La république de Guinée est actuellement frappée par une crise sanitaire sans précédent puisqu’elle fait face à ce qu’on appellerait un duo d’épidémies, à savoir la Covid-19 et Ebola. Cette dernière a fait récemment sa réapparition à Gouécké (préfecture de N’zérékoré).

A Kankan, selon une visite de constat réalisée à la gare routière indépendante ce jeudi, les véhicules de transport en commun sur le tronçon Kankan-N’zérékoré fonctionnent comme à l’accoutumée, et ce malgré tous les risques de contamination présent en Guinée forestière, l’épicentre de la maladie.

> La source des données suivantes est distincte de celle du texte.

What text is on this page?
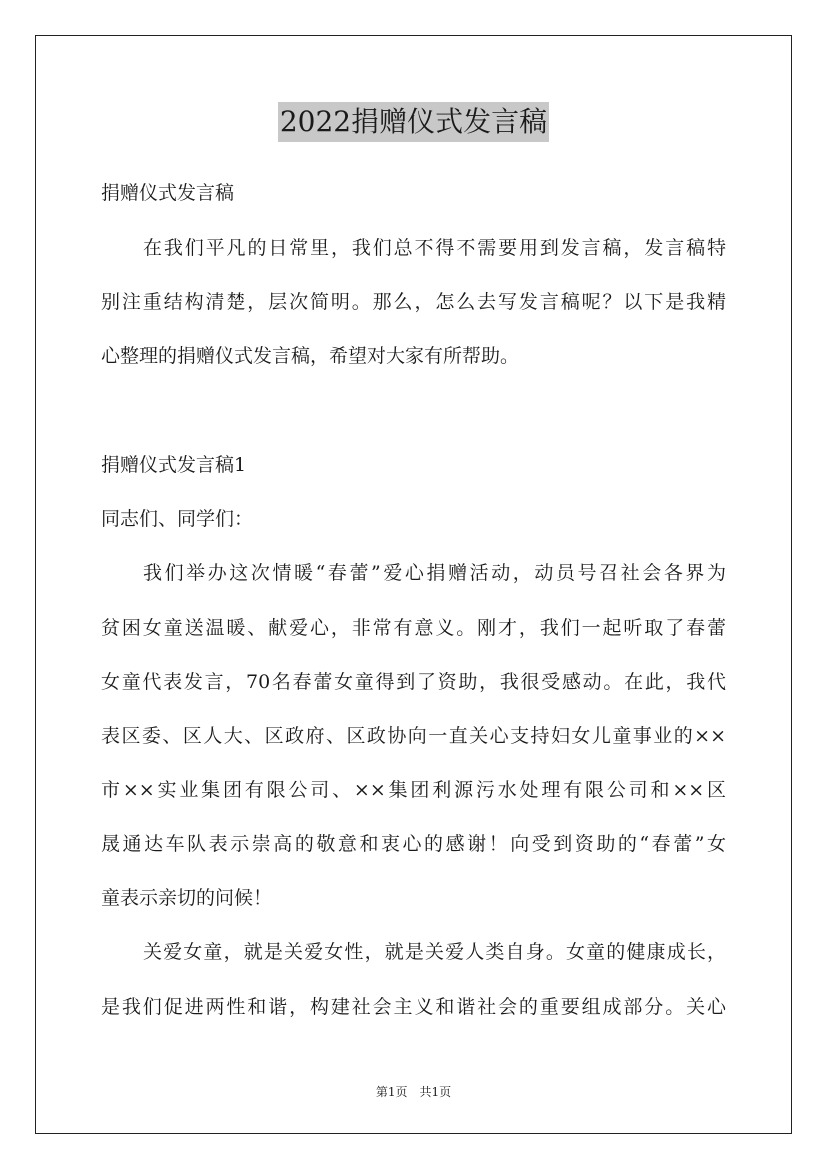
2022捐赠仪式发言稿
捐赠仪式发言稿
在我们平凡的日常里，我们总不得不需要用到发言稿，发言稿特
别注重结构清楚，层次简明。那么，怎么去写发言稿呢？以下是我精
心整理的捐赠仪式发言稿，希望对大家有所帮助。
捐赠仪式发言稿1
同志们、同学们：
我们举办这次情暖“春蕾”爱心捐赠活动，动员号召社会各界为
贫困女童送温暖、献爱心，非常有意义。刚才，我们一起听取了春蕾
女童代表发言，70名春蕾女童得到了资助，我很受感动。在此，我代
表区委、区人大、区政府、区政协向一直关心支持妇女儿童事业的××
市××实业集团有限公司、××集团利源污水处理有限公司和××区
晟通达车队表示崇高的敬意和衷心的感谢！向受到资助的“春蕾”女
童表示亲切的问候！
关爱女童，就是关爱女性，就是关爱人类自身。女童的健康成长，
是我们促进两性和谐，构建社会主义和谐社会的重要组成部分。关心
第1页　共1页
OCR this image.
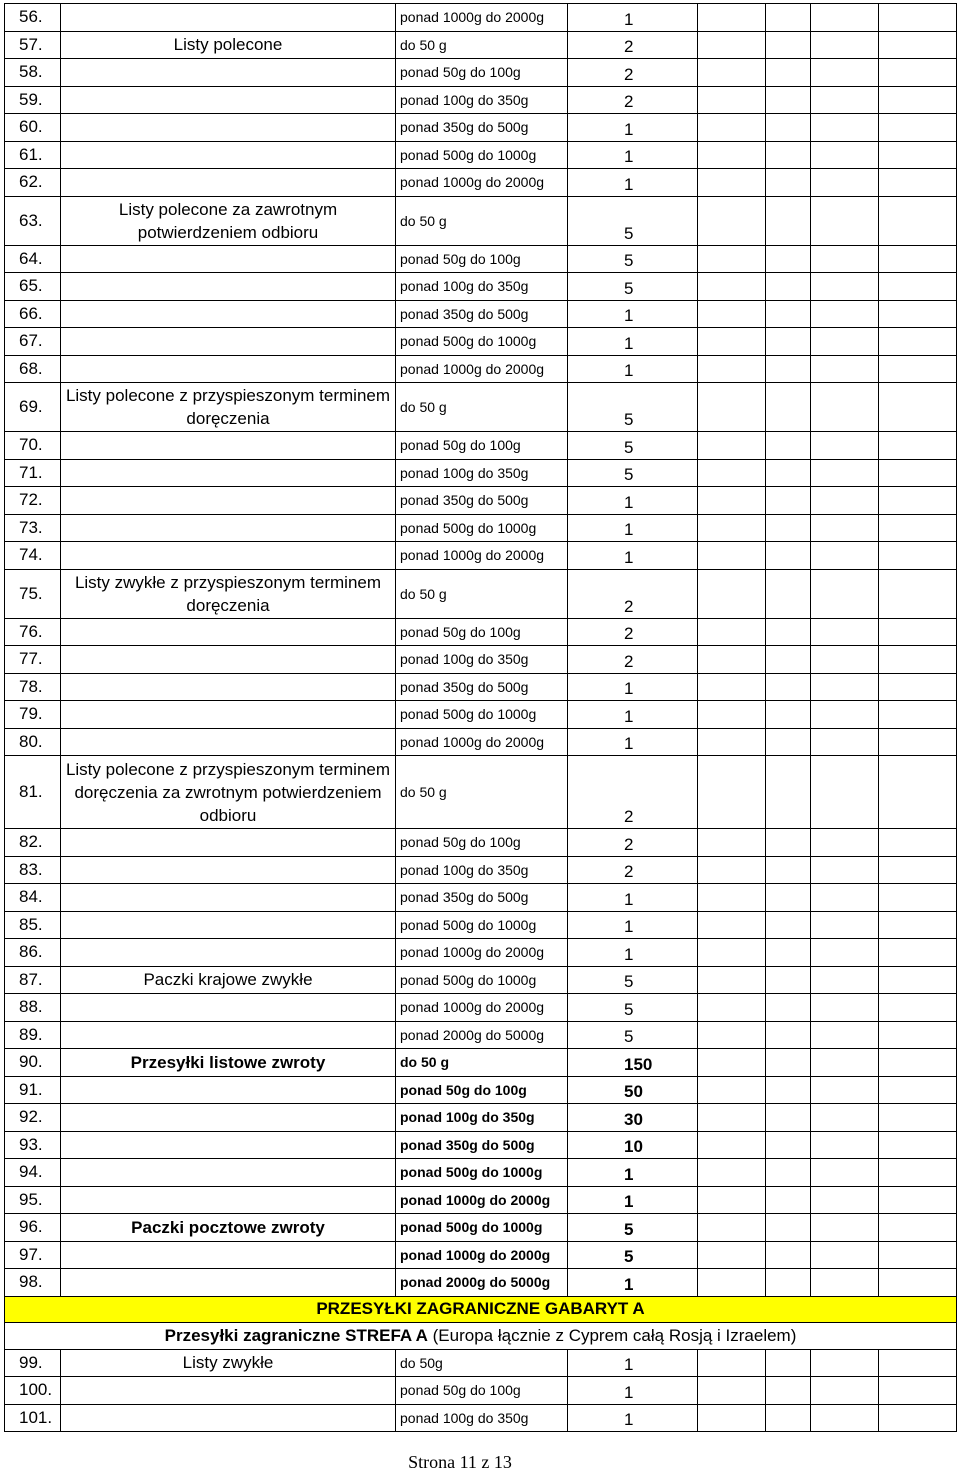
56.		ponad 1000g do 2000g	1				
57.	Listy polecone	do 50 g	2				
58.		ponad 50g do 100g	2				
59.		ponad 100g do 350g	2				
60.		ponad 350g do 500g	1				
61.		ponad 500g do 1000g	1				
62.		ponad 1000g do 2000g	1				
63.	Listy polecone za zawrotnym potwierdzeniem odbioru	do 50 g	5				
64.		ponad 50g do 100g	5				
65.		ponad 100g do 350g	5				
66.		ponad 350g do 500g	1				
67.		ponad 500g do 1000g	1				
68.		ponad 1000g do 2000g	1				
69.	Listy polecone z przyspieszonym terminem doręczenia	do 50 g	5				
70.		ponad 50g do 100g	5				
71.		ponad 100g do 350g	5				
72.		ponad 350g do 500g	1				
73.		ponad 500g do 1000g	1				
74.		ponad 1000g do 2000g	1				
75.	Listy zwykłe z przyspieszonym terminem doręczenia	do 50 g	2				
76.		ponad 50g do 100g	2				
77.		ponad 100g do 350g	2				
78.		ponad 350g do 500g	1				
79.		ponad 500g do 1000g	1				
80.		ponad 1000g do 2000g	1				
81.	Listy polecone z przyspieszonym terminem doręczenia za zwrotnym potwierdzeniem odbioru	do 50 g	2				
82.		ponad 50g do 100g	2				
83.		ponad 100g do 350g	2				
84.		ponad 350g do 500g	1				
85.		ponad 500g do 1000g	1				
86.		ponad 1000g do 2000g	1				
87.	Paczki krajowe zwykłe	ponad 500g do 1000g	5				
88.		ponad 1000g do 2000g	5				
89.		ponad 2000g do 5000g	5				
90.	Przesyłki listowe zwroty	do 50 g	150				
91.		ponad 50g do 100g	50				
92.		ponad 100g do 350g	30				
93.		ponad 350g do 500g	10				
94.		ponad 500g do 1000g	1				
95.		ponad 1000g do 2000g	1				
96.	Paczki pocztowe zwroty	ponad 500g do 1000g	5				
97.		ponad 1000g do 2000g	5				
98.		ponad 2000g do 5000g	1				
PRZESYŁKI ZAGRANICZNE GABARYT A							
Przesyłki zagraniczne STREFA A (Europa łącznie z Cyprem całą Rosją i Izraelem)							
99.	Listy zwykłe	do 50g	1				
100.		ponad 50g do 100g	1				
101.		ponad 100g do 350g	1				
Strona 11 z 13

Tout de même, les passagers qui s’embarquent dans les taxis pour cette région, ne semblent pas respirer l’air de la peur. C’est le cas de Moustapha Cissé :
 « C’est bien vrai que le virus Ebola existe dans le pays, mais cela ne signifie pas que la population ne peut pas effectuer des déplacements, tu peux te déplacer si tu sais que tu as des besoins, mais la décision du gouvernement doit être respecté par tout un chacun de nous, donc en voyageant nous devons respecter les dispositions pour éviter cette maladie » dira t-il.
Bien que la ligne Kankan-N’zérékoré soit fonctionnelle, le nombre de véhicules qui roulaient sur ledit tronçon a un peu baissé depuis la découverte de la maladie Ebola, nous confie ce passagers qui requiert l’anonymat : 
« Les gens viennent mais ce n’est pas comme avant à cause de cette maladie et ça joue même sur le transport, de toute façon nous sommes là, en ce temps si, par jour deux minus bus et trois taxis peuvent quitter Kankan pour Nzérékoré, sinon avant quatre minus bus et cinq ou six taxis pouvaient quitter » A-t-il martelé avant de laisser entendre que : << Moi je n’ai pas peur, c’est par ce que je vais toujours respecter les mesures barrières, éviter les contacts et se protéger ».
Selon le constat, aucun dispositif de dépistage pour des potentiels cas d’Ebola n’est mis en place dans cette gare routière comme dans plusieurs autres du Nabaya.
Depuis Kankan, Aly Badara Keita pour kababachir.com.